"Your Department of Law" | TPMCafe: Kate Snow of ABC News scores the Big Get with Sarah Palin, and elicits this amazing quotation:
as for whether another pursuit of national office...would result in the same political blood sport, Palin said there is a difference between the White House and what she has experienced in Alaska. If she were in the White House, she said, the "department of law" would protect her from baseless ethical allegations.
"I think on a national level, your department of law there in the White House would look at some of the things that we've been charged with and automatically throw them out," she said.
Snow's droll, too-true follow-up line:
There is no "Department of Law" at the White House.
What there is is a legal counsel. He or she counsels but does not "throw" anything "out."
Ten years ago, it was de rigueur for news organizations to go to every Democrat under the sun and press them on their views of Bill Clinton's carrying on with Monica Lewinsky. May we expect the same full-court press on every Republican, to see how they feel about having campaigned, not so long ago, to put this woman one 73-year-old heartbeat away from the Oval Office?
Shall we hear more from Bill Kristol, he who granted his imprimatur to the Governor way back when she was peaceably ensconced in Juneau?

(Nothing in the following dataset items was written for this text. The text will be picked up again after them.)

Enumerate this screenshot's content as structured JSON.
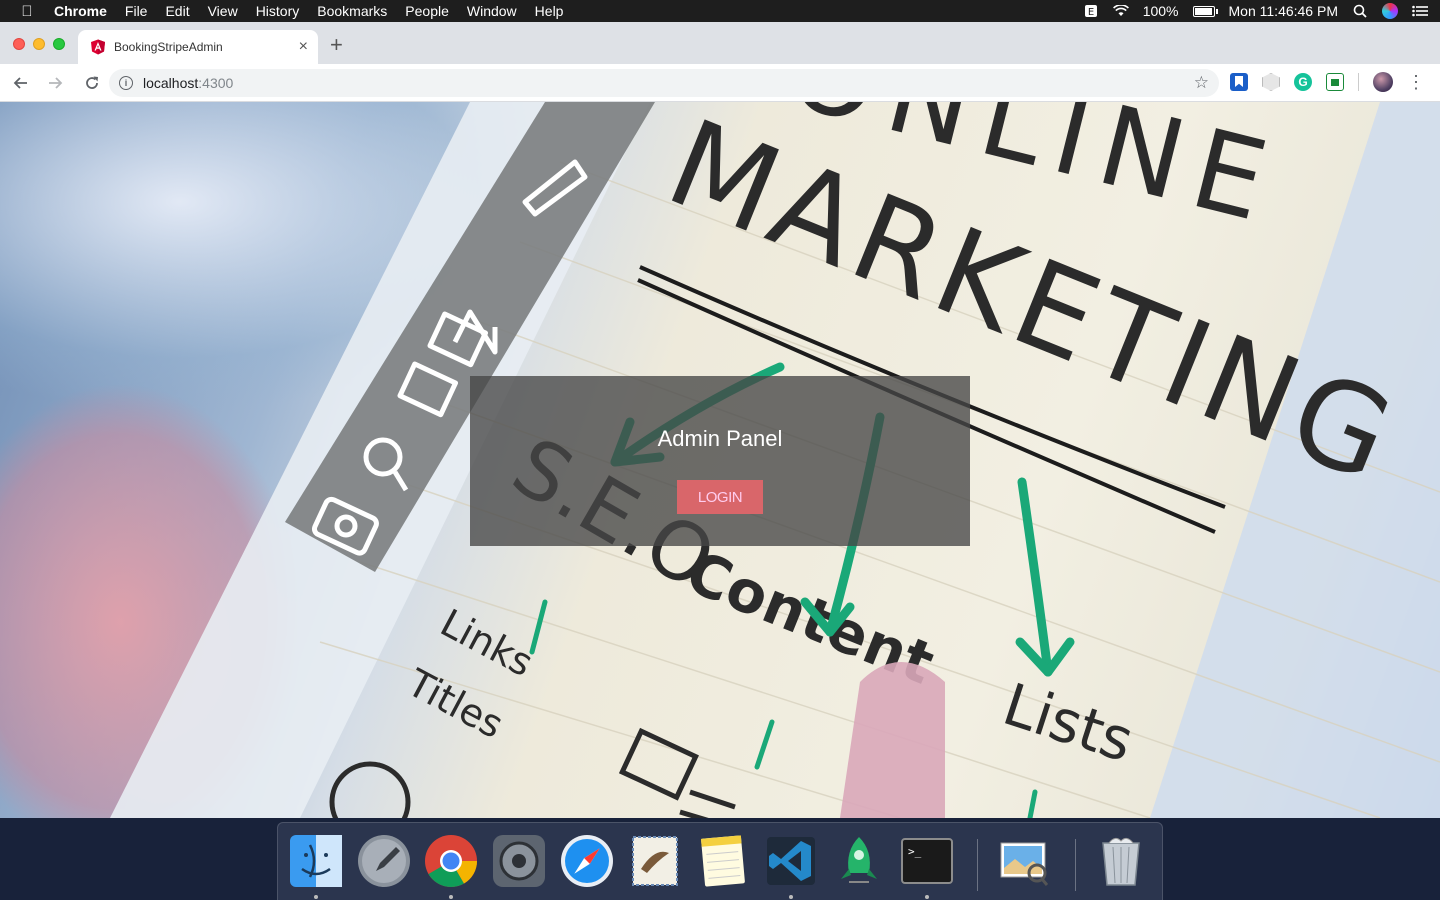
{
  "menubar": {
    "app_name": "Chrome",
    "menus": [
      "File",
      "Edit",
      "View",
      "History",
      "Bookmarks",
      "People",
      "Window",
      "Help"
    ],
    "battery_text": "100%",
    "battery_level": 1.0,
    "clock": "Mon 11:46:46 PM"
  },
  "browser": {
    "tab_title": "BookingStripeAdmin",
    "url_host": "localhost",
    "url_port": ":4300",
    "new_tab_glyph": "+",
    "close_glyph": "×"
  },
  "page": {
    "background_words": {
      "headline_1": "ONLINE",
      "headline_2": "MARKETING",
      "seo": "S.E.O",
      "content": "Content",
      "lists": "Lists",
      "links": "Links",
      "titles": "Titles"
    },
    "panel_title": "Admin Panel",
    "login_label": "LOGIN",
    "accent_color": "#d9666a"
  },
  "dock": {
    "apps": [
      "finder-icon",
      "launchpad-icon",
      "chrome-icon",
      "system-preferences-icon",
      "safari-icon",
      "mail-icon",
      "notes-icon",
      "vscode-icon",
      "robo3t-icon",
      "terminal-icon",
      "preview-icon",
      "trash-icon"
    ],
    "terminal_prompt": ">_"
  }
}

Or Ross Douthat, who on Monday informed his NYT readers that "Sarah Palin represents the democratic ideal -- that anyone can grow up to be a great success story without graduating from Columbia and Harvard." And that: "Sarah Palin is beloved by millions because her rise suggested, however temporarily, that the old American aphorism about how anyone can grow up to be president might actually be true."

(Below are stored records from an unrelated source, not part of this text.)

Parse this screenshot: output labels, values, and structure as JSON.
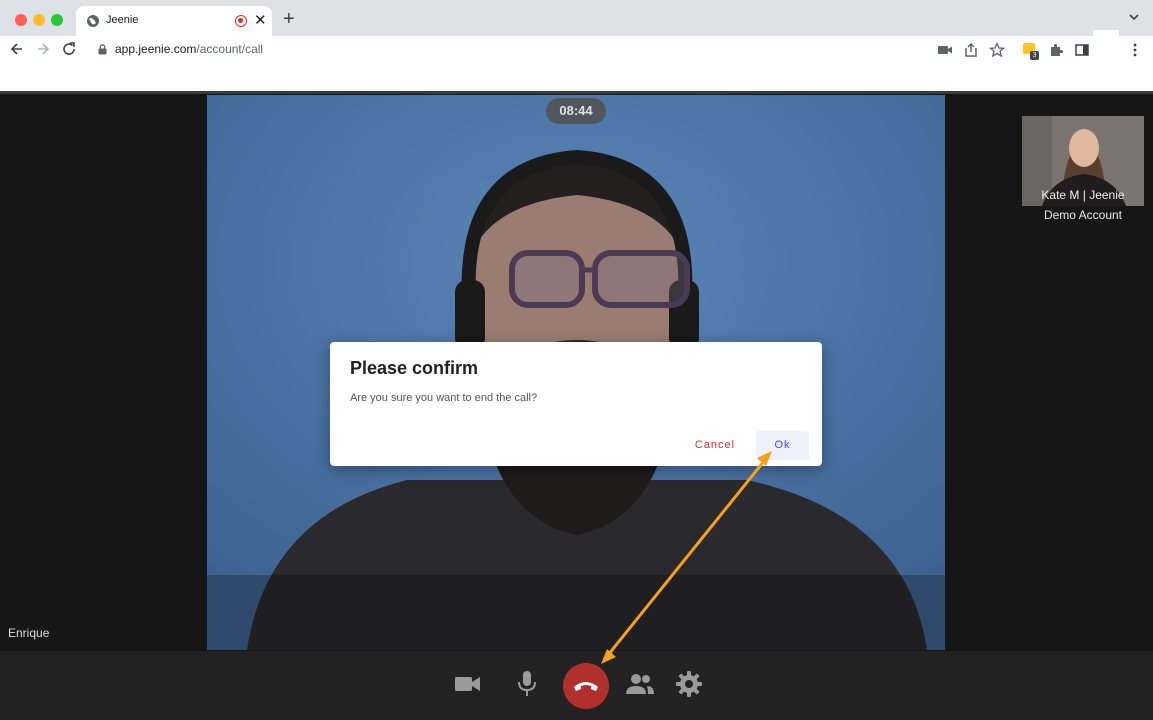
{
  "browser": {
    "tab_title": "Jeenie",
    "url_host": "app.jeenie.com",
    "url_path": "/account/call",
    "extension_badge": "3"
  },
  "call": {
    "timer": "08:44",
    "speaker_name": "Enrique",
    "self_view": {
      "name": "Kate M | Jeenie",
      "account": "Demo Account"
    }
  },
  "dialog": {
    "title": "Please confirm",
    "message": "Are you sure you want to end the call?",
    "cancel_label": "Cancel",
    "ok_label": "Ok"
  },
  "controls": [
    "camera-icon",
    "microphone-icon",
    "hang-up-icon",
    "participants-icon",
    "settings-icon"
  ],
  "colors": {
    "hangup": "#b0302c",
    "cancel": "#d32f2f",
    "ok": "#3f51b5",
    "annotation_arrow": "#f5a01e"
  }
}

Greg Marx at CJR refutes Douthat's faux populism. Sarah Palin is beloved by the Republican base, period. There's no evidence that anyone else loves her (besides Tina Fey and comedy-lovers everywhere).
Truth is, anyone can be a great success story on the op-ed page of the NYT even if he's been to Harvard.
What's with the "this woman" (see the Andrew Sullivan commenter, above)? The problem with Palin is not that she's a woman, and these repeated contemptuous references to her gender make me wonder at the real reason for these people's objections to her.